Delusions vs. Hallucinations

Even today under the DSM-IV regime, a defendant usually has to be hallucinating, not simply delusional, in order for a lay jury to understand that he or she is legally insane. The “fake Rockefeller,” for example, was unable to convince a jury that he actually believed he was a Rockefeller. He was clearly delusional, though. He clearly thought he had a right to kidnap his daughter.

According to the Economist, in addition the DSM-V will require psychologists to assign a severity classification to all mental disorders, whether they involve hallucinations or delusions. How will a jury be able to decide if the defense’s expert opinion is correct (that a defendant has the most severe form of a disorder) or the prosecution’s (that a defendant has a less severe form)?

Honestly, no jury is competent to decide between dueling experts.

Blind Them with Science

It’s time the Supreme Court recognized that “peer-reviewed science” isn’t the same thing as fact.

The legal definition of insanity also needs to be rewritten, and a judge, not a jury, should decide when a defendant is insane. It wouldn’t be that much different from other judicial responsibilities. After all, judges decide when an elderly person is incompetent and needs a guardian. Judges also decide when a defendant is competent to stand trial. If a defendant wishes to plead innocent by reason of insanity, a judge should hear the expert witnesses’ opinions and choose among them.

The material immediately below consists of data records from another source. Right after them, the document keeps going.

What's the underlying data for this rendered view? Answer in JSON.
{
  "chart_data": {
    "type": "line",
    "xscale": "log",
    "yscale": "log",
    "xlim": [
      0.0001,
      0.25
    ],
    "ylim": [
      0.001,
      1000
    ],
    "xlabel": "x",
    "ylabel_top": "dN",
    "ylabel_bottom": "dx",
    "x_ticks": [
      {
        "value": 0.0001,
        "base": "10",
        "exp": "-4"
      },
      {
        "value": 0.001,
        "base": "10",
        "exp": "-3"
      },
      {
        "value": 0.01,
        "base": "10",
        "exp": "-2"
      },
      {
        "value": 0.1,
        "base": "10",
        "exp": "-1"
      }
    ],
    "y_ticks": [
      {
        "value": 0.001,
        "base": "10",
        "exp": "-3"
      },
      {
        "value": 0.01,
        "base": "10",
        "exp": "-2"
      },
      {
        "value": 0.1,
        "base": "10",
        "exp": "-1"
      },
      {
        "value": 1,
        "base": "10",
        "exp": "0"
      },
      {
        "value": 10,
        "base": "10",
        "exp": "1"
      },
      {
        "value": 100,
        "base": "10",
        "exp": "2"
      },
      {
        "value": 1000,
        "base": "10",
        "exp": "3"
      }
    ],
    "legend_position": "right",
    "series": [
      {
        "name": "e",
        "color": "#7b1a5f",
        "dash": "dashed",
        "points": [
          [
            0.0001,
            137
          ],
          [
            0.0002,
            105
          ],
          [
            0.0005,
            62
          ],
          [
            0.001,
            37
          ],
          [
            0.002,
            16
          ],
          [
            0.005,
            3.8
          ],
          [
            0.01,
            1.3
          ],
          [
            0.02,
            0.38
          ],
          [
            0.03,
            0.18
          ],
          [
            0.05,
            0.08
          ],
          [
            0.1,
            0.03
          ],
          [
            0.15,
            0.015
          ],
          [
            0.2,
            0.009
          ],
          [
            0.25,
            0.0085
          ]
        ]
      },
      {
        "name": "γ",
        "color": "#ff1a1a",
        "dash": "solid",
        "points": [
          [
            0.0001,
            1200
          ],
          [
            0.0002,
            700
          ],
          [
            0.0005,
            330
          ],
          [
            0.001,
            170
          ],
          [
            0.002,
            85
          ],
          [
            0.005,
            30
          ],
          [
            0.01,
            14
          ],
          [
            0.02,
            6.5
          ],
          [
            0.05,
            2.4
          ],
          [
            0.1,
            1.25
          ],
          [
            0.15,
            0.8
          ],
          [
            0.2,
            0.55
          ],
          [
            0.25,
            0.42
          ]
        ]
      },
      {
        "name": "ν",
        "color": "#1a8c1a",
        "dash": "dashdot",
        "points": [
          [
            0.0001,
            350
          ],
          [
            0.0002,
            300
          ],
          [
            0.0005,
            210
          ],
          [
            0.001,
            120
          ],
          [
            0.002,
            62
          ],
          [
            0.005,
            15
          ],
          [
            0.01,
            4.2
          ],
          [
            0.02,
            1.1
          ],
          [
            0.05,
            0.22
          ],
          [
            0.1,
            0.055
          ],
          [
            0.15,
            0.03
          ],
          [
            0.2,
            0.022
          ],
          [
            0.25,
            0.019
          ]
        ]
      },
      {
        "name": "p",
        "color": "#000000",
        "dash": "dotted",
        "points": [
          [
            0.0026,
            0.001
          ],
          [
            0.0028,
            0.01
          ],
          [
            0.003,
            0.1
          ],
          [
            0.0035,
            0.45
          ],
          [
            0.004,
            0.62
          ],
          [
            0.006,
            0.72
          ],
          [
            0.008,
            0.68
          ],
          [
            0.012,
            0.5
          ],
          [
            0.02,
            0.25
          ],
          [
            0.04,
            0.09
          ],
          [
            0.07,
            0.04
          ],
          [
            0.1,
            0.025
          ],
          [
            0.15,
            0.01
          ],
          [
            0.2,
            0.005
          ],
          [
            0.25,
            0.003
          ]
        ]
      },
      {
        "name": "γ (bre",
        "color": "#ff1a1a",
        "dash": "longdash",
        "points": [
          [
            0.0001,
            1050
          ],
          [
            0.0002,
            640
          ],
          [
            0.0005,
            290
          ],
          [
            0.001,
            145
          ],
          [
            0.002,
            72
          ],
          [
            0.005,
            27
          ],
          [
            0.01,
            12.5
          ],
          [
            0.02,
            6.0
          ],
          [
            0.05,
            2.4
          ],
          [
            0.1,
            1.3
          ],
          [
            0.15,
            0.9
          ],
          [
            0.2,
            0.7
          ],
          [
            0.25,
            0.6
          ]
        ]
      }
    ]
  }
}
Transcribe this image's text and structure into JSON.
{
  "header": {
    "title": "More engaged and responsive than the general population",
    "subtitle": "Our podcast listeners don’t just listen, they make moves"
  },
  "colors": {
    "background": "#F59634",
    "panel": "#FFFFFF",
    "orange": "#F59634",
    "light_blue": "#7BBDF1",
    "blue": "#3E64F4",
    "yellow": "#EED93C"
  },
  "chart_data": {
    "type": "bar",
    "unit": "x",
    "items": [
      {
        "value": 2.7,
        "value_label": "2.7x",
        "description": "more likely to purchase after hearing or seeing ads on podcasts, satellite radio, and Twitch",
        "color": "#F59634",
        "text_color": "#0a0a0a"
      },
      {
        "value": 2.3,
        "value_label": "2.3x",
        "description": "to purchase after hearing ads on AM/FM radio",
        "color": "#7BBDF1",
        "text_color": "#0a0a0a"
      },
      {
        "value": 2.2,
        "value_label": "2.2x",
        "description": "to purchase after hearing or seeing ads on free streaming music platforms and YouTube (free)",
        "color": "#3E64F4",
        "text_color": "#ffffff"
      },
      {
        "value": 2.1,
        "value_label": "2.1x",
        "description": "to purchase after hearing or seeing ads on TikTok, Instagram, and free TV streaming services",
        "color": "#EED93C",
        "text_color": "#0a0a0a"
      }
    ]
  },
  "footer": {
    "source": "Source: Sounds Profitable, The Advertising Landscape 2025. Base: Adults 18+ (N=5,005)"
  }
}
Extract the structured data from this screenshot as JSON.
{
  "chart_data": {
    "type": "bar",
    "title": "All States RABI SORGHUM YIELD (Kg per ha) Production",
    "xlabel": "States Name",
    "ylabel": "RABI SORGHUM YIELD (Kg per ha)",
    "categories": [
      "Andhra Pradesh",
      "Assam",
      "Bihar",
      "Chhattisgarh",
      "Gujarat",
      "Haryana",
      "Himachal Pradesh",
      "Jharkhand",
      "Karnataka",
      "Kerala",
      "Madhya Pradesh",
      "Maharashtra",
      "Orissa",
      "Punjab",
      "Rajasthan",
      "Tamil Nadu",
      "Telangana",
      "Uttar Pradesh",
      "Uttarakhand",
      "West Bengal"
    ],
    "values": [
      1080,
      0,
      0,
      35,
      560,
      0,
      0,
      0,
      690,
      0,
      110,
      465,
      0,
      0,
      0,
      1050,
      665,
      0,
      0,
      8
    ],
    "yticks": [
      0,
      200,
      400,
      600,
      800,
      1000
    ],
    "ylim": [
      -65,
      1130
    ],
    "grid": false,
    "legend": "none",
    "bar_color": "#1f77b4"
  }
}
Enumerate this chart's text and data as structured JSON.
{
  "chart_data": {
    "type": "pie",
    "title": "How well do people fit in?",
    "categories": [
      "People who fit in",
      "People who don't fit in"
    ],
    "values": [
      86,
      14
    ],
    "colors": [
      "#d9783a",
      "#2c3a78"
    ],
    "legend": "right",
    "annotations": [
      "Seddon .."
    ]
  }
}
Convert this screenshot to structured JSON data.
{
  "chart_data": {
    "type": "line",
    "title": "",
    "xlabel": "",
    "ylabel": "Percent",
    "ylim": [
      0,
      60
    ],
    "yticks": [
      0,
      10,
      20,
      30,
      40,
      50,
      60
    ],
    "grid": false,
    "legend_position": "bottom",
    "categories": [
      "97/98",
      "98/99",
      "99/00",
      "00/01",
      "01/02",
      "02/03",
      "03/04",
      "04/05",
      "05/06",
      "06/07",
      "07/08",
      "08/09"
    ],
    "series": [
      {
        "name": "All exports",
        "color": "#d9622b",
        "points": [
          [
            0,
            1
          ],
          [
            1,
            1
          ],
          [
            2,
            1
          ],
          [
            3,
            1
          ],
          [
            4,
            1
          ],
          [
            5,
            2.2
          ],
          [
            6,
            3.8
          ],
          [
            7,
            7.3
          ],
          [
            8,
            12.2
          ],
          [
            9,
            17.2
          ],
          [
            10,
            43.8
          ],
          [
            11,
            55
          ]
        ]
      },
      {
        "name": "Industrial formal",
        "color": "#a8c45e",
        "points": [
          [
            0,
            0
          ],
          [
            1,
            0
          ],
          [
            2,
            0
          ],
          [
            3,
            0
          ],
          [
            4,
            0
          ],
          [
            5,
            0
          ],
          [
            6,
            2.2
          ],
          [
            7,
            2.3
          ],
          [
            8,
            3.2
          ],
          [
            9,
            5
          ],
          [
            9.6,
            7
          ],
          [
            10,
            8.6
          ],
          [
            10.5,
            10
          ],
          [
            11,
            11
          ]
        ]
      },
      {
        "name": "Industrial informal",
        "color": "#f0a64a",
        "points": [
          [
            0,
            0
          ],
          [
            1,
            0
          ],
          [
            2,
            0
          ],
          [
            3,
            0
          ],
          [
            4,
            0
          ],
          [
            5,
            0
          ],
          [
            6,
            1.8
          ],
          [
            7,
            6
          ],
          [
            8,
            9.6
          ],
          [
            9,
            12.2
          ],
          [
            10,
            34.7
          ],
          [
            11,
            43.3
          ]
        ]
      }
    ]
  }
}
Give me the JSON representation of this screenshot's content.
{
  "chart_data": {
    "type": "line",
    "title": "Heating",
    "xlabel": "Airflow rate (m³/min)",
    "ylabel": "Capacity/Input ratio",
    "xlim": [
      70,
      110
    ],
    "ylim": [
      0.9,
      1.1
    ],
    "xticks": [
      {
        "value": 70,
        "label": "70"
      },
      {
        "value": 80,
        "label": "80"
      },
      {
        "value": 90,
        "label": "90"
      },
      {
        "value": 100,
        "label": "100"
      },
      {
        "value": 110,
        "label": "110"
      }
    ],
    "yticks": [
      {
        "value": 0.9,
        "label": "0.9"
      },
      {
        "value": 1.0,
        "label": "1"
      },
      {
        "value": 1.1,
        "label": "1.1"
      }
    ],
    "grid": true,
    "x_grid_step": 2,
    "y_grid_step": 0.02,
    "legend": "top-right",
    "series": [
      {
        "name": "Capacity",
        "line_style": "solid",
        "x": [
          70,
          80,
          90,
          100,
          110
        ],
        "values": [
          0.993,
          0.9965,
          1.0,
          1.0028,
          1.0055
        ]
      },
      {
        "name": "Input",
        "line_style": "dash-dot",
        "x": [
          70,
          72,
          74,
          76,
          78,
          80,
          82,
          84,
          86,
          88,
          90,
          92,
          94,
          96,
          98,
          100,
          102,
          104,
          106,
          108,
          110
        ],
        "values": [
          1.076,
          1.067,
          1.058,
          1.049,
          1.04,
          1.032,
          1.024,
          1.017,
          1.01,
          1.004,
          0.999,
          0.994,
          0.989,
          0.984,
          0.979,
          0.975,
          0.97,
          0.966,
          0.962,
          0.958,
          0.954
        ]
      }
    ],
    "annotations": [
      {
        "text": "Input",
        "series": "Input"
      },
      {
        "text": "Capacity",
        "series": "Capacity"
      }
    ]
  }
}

The only legal impediment to this sane approach is that no one is able to plead guilty to a capital offense. By pleading insanity, a defendant in effect is pleading guilty, even though denying responsibility. (I understand why: some people are so crazy they repeatedly plead guilty to other people’s crimes.)

But if we abolish the death penalty, the problem goes away. And if we permit defendants to plead guilty to crimes for which the penalty is life imprisonment without parole, then we spare the public the extreme expense of trying obviously guilty, serial criminals (as Kansas was spared a trial of the B-T-K Killer).